Incorporating soil information with machine learning for crop recommendation to improve agricultural output

Despite recent attempts to find solutions, challenges still exist in providing effective crop recommendations. The proposed solution aims to address these challenges by developing machine learning models that consider vital parameters like N, K, P, rainfall, temperature, humidity, and pH, directly impacting farming. The objective is to suggest a broader range of suitable crops for the season, reducing farmers’ difficulties in crop selection and ultimately increasing yield. The proposed model recommended the best crops for soil. The integration of agriculture and machine learning promises to advance the agriculture field by enhancing optimizing and yield resource utilization. The dataset undergoes comprehensive preprocessing, using a training split ratio is 80% and a testing ratio is 20%. The workflow of the proposed methodology is given in Figure 1. The methodology comprises several phases including collection of data, preprocessing, explorative data analytics, correlation, splitting of dataset, employing machine learning models, and crop recommendation.

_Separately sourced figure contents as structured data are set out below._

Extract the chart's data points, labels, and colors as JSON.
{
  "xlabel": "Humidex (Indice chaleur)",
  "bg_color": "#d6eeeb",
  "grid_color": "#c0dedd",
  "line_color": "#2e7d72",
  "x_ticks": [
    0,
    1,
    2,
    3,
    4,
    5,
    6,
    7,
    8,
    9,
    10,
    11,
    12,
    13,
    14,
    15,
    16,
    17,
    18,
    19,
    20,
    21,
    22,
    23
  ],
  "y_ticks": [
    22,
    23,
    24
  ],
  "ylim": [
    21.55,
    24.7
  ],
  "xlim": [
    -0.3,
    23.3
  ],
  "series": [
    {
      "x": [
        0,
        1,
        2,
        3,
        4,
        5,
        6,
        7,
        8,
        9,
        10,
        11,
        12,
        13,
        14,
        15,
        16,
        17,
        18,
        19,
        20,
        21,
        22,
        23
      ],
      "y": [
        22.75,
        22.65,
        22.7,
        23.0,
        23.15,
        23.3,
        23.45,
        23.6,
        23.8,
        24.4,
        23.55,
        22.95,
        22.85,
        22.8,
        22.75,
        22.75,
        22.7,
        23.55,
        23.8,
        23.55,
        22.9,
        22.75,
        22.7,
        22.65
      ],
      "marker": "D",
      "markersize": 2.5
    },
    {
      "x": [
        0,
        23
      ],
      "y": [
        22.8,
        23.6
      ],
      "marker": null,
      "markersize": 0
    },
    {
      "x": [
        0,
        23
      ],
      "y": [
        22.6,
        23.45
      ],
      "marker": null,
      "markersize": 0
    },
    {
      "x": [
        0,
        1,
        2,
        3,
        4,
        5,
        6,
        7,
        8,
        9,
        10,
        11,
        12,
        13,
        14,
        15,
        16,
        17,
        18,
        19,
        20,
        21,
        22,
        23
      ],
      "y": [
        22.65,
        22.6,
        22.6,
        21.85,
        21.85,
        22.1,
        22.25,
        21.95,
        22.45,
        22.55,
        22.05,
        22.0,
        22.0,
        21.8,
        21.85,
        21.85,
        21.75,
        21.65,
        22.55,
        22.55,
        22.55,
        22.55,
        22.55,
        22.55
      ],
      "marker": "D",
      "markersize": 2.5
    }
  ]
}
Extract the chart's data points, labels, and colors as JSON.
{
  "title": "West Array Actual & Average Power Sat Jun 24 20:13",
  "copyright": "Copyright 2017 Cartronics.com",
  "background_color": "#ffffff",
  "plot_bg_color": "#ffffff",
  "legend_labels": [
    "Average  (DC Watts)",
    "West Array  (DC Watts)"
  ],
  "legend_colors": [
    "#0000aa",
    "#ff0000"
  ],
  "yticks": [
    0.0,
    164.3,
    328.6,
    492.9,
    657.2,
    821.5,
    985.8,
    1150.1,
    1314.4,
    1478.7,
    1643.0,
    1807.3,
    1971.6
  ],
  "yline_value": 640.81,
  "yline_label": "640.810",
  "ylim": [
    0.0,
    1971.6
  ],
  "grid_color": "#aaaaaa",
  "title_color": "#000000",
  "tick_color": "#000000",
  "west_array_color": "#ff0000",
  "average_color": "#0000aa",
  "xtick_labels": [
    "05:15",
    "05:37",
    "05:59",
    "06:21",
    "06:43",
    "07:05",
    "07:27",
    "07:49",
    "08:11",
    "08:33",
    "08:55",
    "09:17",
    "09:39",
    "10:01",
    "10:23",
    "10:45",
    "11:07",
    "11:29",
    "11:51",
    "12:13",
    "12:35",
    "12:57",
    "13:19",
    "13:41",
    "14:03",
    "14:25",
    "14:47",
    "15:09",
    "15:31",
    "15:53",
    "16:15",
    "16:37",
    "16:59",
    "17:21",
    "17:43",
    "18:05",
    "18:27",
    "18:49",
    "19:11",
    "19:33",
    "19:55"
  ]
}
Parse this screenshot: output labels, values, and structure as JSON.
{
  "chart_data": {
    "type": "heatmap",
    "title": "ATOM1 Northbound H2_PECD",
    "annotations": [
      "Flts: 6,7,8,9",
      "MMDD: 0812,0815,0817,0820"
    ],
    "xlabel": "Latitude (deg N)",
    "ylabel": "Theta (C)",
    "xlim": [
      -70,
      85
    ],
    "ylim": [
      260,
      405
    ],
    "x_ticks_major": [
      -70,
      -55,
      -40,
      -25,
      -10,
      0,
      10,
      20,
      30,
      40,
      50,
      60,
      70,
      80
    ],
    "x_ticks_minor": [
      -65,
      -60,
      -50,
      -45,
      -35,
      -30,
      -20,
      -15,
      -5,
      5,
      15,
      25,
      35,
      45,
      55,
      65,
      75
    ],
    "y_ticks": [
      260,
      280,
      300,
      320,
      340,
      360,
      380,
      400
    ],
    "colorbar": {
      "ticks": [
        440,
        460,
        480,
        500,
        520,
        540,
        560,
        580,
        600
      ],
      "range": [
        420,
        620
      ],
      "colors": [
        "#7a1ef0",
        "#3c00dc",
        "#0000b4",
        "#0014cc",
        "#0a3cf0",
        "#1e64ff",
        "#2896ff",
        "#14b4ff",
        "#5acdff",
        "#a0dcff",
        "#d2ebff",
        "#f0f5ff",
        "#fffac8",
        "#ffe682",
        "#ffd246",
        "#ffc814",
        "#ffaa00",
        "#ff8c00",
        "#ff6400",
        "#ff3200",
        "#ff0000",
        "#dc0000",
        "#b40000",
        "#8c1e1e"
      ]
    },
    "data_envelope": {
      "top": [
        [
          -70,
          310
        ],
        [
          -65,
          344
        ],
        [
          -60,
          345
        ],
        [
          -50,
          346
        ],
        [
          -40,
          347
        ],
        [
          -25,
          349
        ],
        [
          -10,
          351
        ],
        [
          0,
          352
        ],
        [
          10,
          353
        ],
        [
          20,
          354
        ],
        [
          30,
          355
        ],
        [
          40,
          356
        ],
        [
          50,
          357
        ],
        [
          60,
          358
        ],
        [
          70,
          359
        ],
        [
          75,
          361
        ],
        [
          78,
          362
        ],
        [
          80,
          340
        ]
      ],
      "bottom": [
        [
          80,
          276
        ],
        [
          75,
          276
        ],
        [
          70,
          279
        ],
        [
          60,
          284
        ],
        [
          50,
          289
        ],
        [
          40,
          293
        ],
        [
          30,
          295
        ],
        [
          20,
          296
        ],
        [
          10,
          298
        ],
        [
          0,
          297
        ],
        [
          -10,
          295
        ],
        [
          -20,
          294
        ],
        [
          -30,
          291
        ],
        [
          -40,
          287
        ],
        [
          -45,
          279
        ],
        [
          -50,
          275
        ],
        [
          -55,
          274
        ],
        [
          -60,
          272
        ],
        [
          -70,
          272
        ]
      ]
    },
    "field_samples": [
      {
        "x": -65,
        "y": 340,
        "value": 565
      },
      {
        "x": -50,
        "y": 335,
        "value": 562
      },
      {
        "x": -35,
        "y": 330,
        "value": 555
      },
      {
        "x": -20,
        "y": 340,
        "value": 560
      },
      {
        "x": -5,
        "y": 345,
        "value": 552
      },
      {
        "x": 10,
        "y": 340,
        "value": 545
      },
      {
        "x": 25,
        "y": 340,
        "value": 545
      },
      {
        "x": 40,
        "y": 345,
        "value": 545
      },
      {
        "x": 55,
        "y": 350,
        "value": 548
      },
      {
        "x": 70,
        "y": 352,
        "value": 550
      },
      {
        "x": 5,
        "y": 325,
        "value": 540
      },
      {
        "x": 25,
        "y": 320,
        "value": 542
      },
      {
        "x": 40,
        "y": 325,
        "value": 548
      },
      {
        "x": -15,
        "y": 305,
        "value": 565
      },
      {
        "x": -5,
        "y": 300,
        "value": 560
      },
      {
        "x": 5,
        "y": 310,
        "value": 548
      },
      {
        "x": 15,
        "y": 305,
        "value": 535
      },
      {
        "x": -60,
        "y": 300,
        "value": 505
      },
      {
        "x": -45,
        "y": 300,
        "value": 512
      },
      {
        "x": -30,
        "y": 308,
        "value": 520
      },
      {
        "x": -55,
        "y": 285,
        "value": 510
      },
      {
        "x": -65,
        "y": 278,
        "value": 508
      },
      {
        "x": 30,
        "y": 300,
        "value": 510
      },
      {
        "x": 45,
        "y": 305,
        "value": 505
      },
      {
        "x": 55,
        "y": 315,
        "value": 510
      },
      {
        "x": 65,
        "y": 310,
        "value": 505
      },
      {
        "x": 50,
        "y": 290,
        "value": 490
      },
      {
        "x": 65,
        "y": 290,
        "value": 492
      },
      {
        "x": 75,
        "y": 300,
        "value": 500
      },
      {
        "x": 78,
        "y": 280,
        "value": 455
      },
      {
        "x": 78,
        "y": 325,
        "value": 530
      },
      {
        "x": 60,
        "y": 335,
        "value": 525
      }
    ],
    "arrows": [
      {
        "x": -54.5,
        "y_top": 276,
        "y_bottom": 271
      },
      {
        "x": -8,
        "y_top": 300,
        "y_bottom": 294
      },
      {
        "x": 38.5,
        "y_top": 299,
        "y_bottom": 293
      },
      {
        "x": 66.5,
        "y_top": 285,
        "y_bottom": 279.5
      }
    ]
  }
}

The methodological infrastructure of our proposed research suggests the best crop.
Phase 1: Dataset collection
Utilizing data from previous years plays a vital role in forecasting current performance. We collect historical data13,14 from reliable sources like Kaggle and IEEE Dataport. The dataset was originally collected by the Agricultural research stations and weather stations from Islamabad Capital of Pakistan. The dataset incorporates information on N, K, and P levels in the soil, alongside temperature and rainfall measurements, elucidating their impact on crop growth. This dataset serves as a valuable resource for formulating data-driven recommendations to optimize nutrient and environmental conditions, ultimately enhancing crop yield. The dataset contains 2200 instances. It includes twenty-two different crops: maize, rice, chickpeas, pigeon peas, broad beans, kidney beans, mung beans, lentils, pomegranates, black beans, bananas, grapes, watermelon, mangoes, melon, oranges, cotton, papaya, apples, coffee coconut, and jute.
Phase 2: Data preprocessing
By using categorical values such as labels in the datasets are managed using the label encoding method. The analysis of descriptive features related to the dataset is presented in Table 2. It provides details on attributes, attribute types, and their corresponding descriptions15,16.
The dataset has seven features while the 8th attribute is the label of the class which indicates the crop name. Each attribute shows different features of the dataset which helps to recommend a specific crop. The ’N’ indicates Nitrogen content, ’P’ shows the quantity of Phosphorus, and ’K’ refers to the Potassium content. ’Temperature’ shows soil temperature in Fahrenheit, ’Humidity’ is the amount of water content, ’pH’ shows soil’s acidic or alkaline level and varies between 5.5 to 6.5 while the ’Rainfall’ feature shows the quantity of rain in mm.
Phase 3: Exploratory data analytics
Exploratory data analytics refers to the process of data analytics, using data sets, graphical representation, and content analytics. Feature relationship analytics and data visualization methods contribute to the suggestion process of the proposed models. In Table 3 are shown the results of the data analytics process. Special statistics calculated mean, standard deviation (std. varies), minimum, 25%, 50%, 75%, and maximum. Inspection shows that the file contains 2200 lines of data. This analysis provides insights related to the central tendency of data, its distribution, variability, and outliers.
Table 3 provides quantitative information about the dataset concerning standard deviation, minimum values, maximum values, etc. Often, such information is useful and can be used to improve the performance of models. The mean value indicates the average value of data for each feature while min., and max. values indicate the minimum and maximum values for the data given for each feature. Similarly, standard deviation is taken from all the data for each feature, and 25%, 50%, and 75% show the first, second, and third quartiles for each feature.
Figure 2 provides a visual comparison of different parameters (nitrogen, phosphorus, potassium). It helps understand the relationship between these parameters and the proposed crop, making it easier to make decisions such as crop selection and management in agriculture.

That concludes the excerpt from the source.